Kid Rock recently called for a price cap on resale tickets for live music and sporting events, arguing that fans and artists have been “getting screwed” by a system that drives up prices and offers little benefit to performers.
Kid Rock talks about price cap on tickets
“I’m here because hardworking Americans who love live music deserve better, and artists deserve control over their own work,” Kid Rock, whose real name is Robert Ritchie, told lawmakers during a Senate Commerce, Science and Transportation subcommittee hearing. Kid Rock’s testimony brought back memories of Pearl Jam’s 1995 testimony to congress about Ticketmaster’s prices and monopoly. Kid Rock himself even called out Pearl Jam for not being with him against Ticketmaster this time around recently, claiming that they have ‘Trump Derangement Syndrome.’
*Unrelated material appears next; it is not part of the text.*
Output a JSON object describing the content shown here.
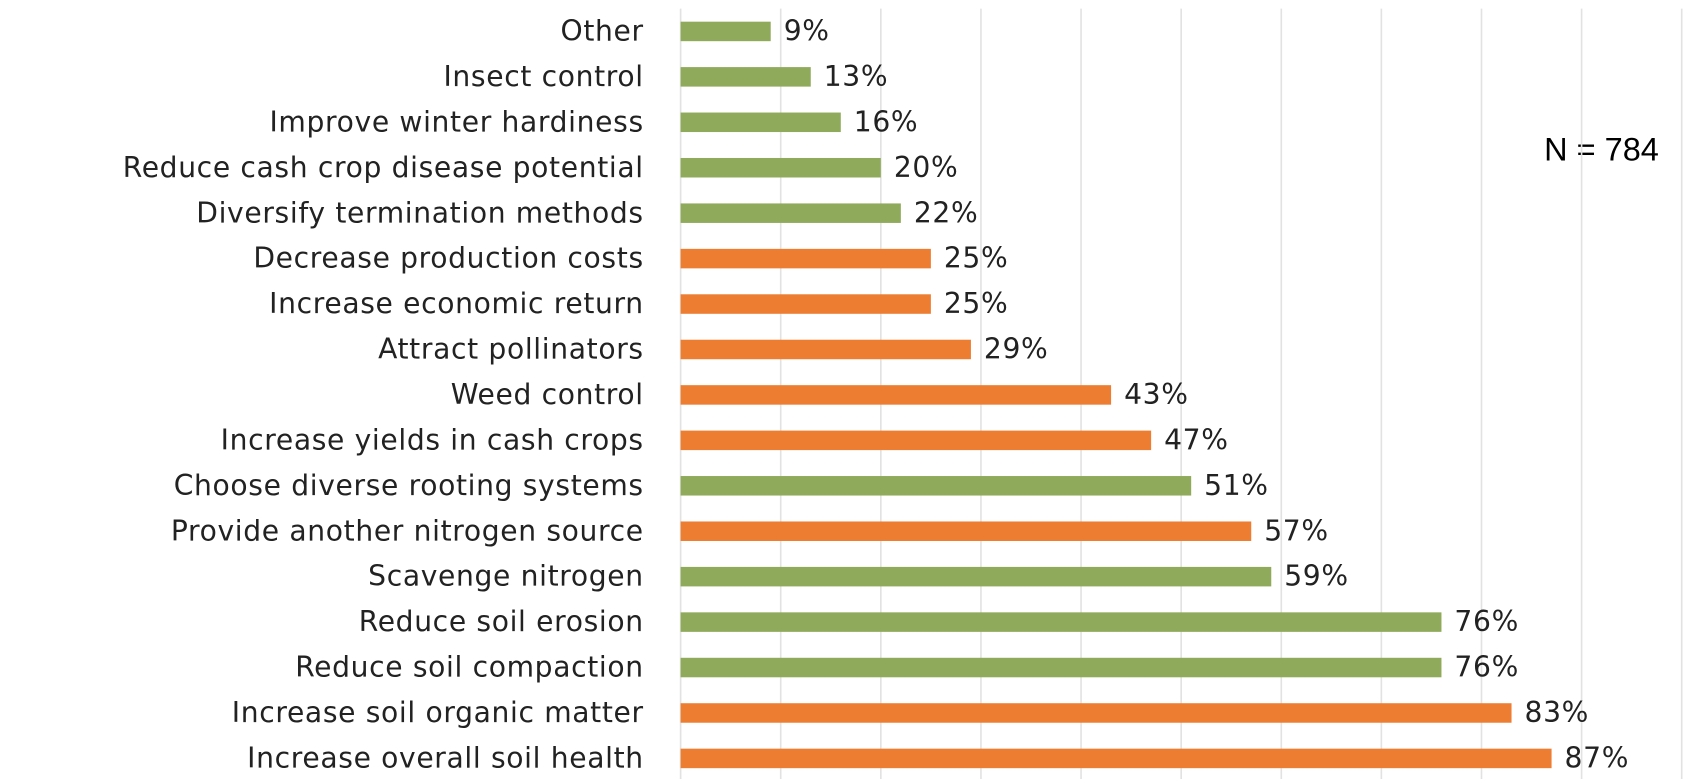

Kid Rock called out the 2010 merger of Live Nation and Ticketmaster, which together control roughly 70 to 80 percent of the ticketing market for major U.S. concert venues — as a “monopoly dressed up as innovation,” saying it did not deliver on stated promises of increasing competition, lowering prices and helping performers.
— KidRock (@KidRock) January 28, 2026
He suggested that the merger led the “economic foundation that supported artists in the past [to crumble],” pointing to concerns about piracy and secondary ticketing.
“Needless to say, that experiment has failed miserably. Independent venues have been crushed. Artists have lost leverage. Fans are paying more than ever and getting blamed for it,” Kid Rock said.
He then called for artists to have more control over their ticket inventories and how they are sold, advocating for a 10 percent price cap in the resale market to curb price gouging and a ban on speculative pricing.
He also urged committee members to subpoena contracts and deals between artists, promoters, buildings, ticketing companies, agencies, and vendors, suggesting they would find “mountains of fraud and abuse.”
Lawmakers have been pushing to regulate speculative pricing, a deceptive practice in which resellers list tickets that they do not yet own for sale on secondary platforms, for several years.